China’s official news agency, Xinhau, said that the attacker was arrested within an hour of the attack, which was steeped in revenge. The suspect had been looking for work and the attack came after he failed to get a job with Wahaha, Xinhua reported.
He asked Mr Zong, a self-made billionaire, for a job after seeing him helping impoverished migrant workers on a television program, but was rebuffed, state media claimed. One would think that his chance for a second interview would seem to be in jeopardy following his rash actions.

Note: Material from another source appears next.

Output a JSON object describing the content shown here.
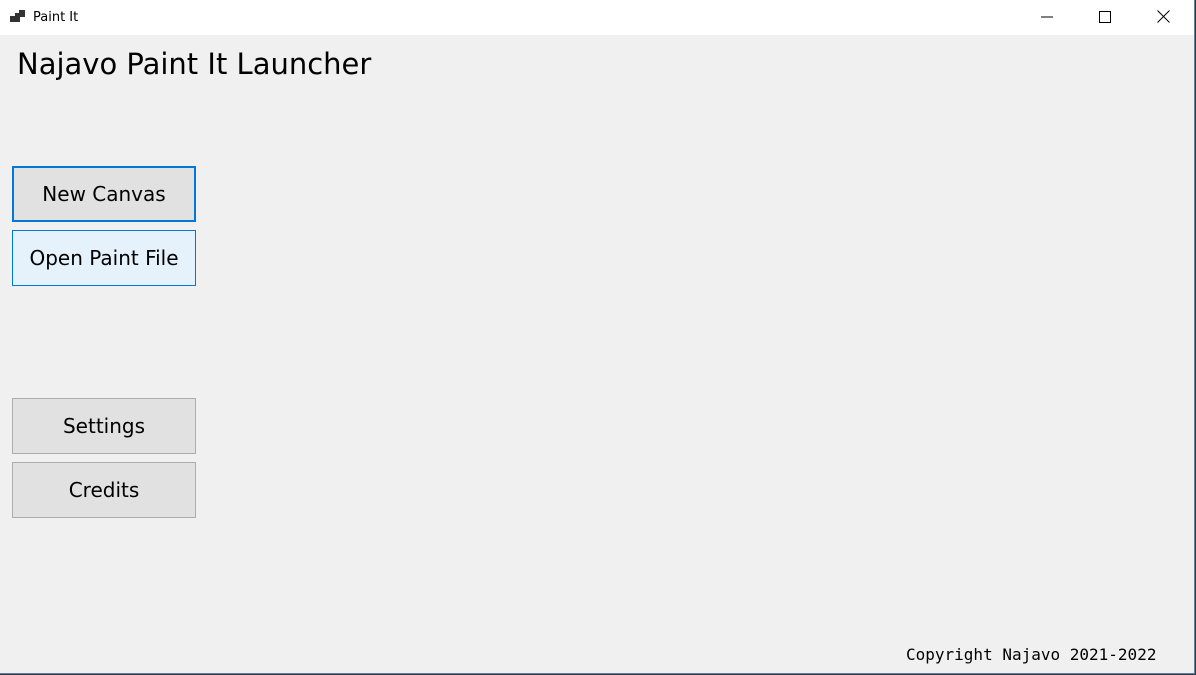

There were conflicting reports about the extent of Mr Zong’s injuries. Hong Kong media initially carried reports that the soft drinks magnate had undergone “reattachment operations” on his fingers.
China’s richest man injuries
However, Mr Zong claimed he was suffering “only minor injuries and was now recovering well,” Xinhua said. The drinks tycoon had “sustained injuries to tendons in two fingers of his left hand.”
Mr. Zong truly comes from humble beginnings, having spent a portion of his life as a lollipop salesmen. His fortune is presently estimated at 115 billion yuan, nearly $19 billion, yet the businessman remains humble, claiming his only hobbies are smoking cigarettes and drinking tea. Adding to his humble legend, the businessman claimed he had turned down meetings with David Cameron and the Queen during a trip to the UK in February. Mr Zong offered no evidence to support those claims.
Wahaha Group listing
The Wahaha Group started as a factory, affiliated with a primary school in 1987, and grew into one of the top 500 private enterprises in China, according to Xinhua. Not bad for a man who was forced to abandon school during Mao’s Cultural Revolution during his teenage years to work in the countryside.
As the largest beverage enterprise in China, the group’s revenue in 2012 reached 63.63 billion yuan. It employs 30,000 people and has 32 billion yuan in fixed assets.